Mais il n'y aurait pas que la Suisse à citer. L'Allemagne et l'Autriche-Hongrie ne sont-elles pas, à tout prendre, des confédérations, --très centralisées, il est vrai,--dont la seconde réalise une véritable mosaïque de races, de langues et de religions?

L'union de plusieurs États en vertu d'un pacte constitue un fait très ancien et très fréquent dans l'histoire,--ainsi encore la Suède et la Norvège.

Il est évident que ce que nous préconisons pour l'Orient européen n'est pas ce gouvernement strictement fédéral que nous définissions plus haut pour dire qu'il ne conviendrait pas aux États-Unis d'Europe de l'avenir, mais une simple association,--répétons-nous: un système d'États confédérés, gardant intact le principe de leur souveraineté, ainsi que le droit de se gouverner par des lois particulières, et s'obligeant seulement à faire exécuter dans l'intérieur de leurs limites propres les résolutions générales délibérées et adoptées en commun.

S'il en était autrement, nous ne saurions proposer une telle organisation à des États souverains comme la Grèce, la Bulgarie, la Serbie, le Monténégro, et, on le verra tout à l'heure, la Roumanie. Aucun ne renoncerait, par exemple, à entretenir des relations diplomatiques avec les autres nations; aucun ne consentirait à une diminutio capitis.

Mais en a-t-il jamais été question?

Pour bien faire comprendre la signification d'une confédération telle que nous l'entendons, nous ne saurions trouver dans le passé, à défaut du présent, un meilleur exemple que celui de la Confédération germanique, créée en 1815, et qui, avant 1866, comprenait comme adhérents, en dehors des princes et des villes libres de l'Allemagne, l'empereur d'Autriche, le roi de Prusse, le roi de Danemark pour le Holstein et le Luxembourg, et le roi des Pays-Bas pour le grand-duché de Luxembourg. L'empereur d'Autriche en était le protecteur.

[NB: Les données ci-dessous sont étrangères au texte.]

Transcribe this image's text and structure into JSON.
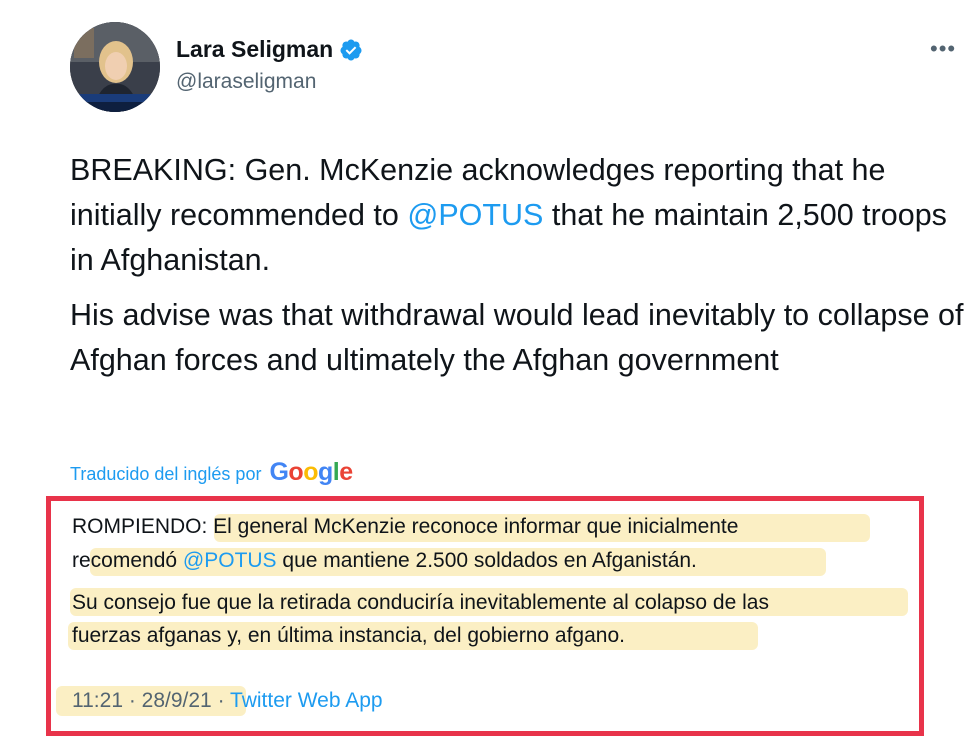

Les intérêts de la Confédération étaient réglés par une Diète siégeant à Francfort, à laquelle assistaient les plénipotentiaires des États. Il y avait des assemblées ordinaires et des assemblées générales; dans ces dernières, où la majorité valable devait comprendre les deux tiers des votes, se discutaient les questions relatives aux lois organiques servant de base à la constitution; on s'y occupait en outre des affaires religieuses et de l'admission de nouveaux États.

Les différents adhérents s'obligeaient à défendre l'Allemagne et se garantissaient mutuellement toutes leurs possessions. Ils conservaient leur indépendance respective et leur représentation diplomatique, avec toute latitude de conclure des traités et même des alliances, à la seule condition de ne pas contracter d'engagements internationaux susceptibles de porter atteinte à la sécurité de la Confédération.

Ce n'est encore qu'une indication, et nous nous garderions bien d'apporter ici un plan préconçu; mais, pour serrer de plus près la question, nous dirons qu'une Confédération orientale durable devra reposer sur les bases les plus larges possibles et, en réalité, constituer plutôt une alliance étroite.

À vrai dire, depuis un siècle, le système fédéral perd de son importance dans certains groupements d'États qui ont une tendance à resserrer des liens d'abord lâches, pour aboutir à la centralisation, à l'unification plus ou moins parfaite. Ainsi la Fédération américaine est devenue l'Union de 1787; celle de Suisse, l'État composé de 1848; celle d'Allemagne, l'Union germanique de 1866, puis l'Empire de 1871. Les coutumes et intérêts particuliers des peuples sont progressivement subordonnés au prestige du pouvoir central qui, en vue des luttes internationales politiques et économiques, tend à centraliser toutes les forces pour donner à son action plus de rapidité et de poids. La Confédération proprement dite est remplacée par l'État confédéré où la politique étrangère appartient à l'État général, tandis que l'administration intérieure est laissée à l'État particulier.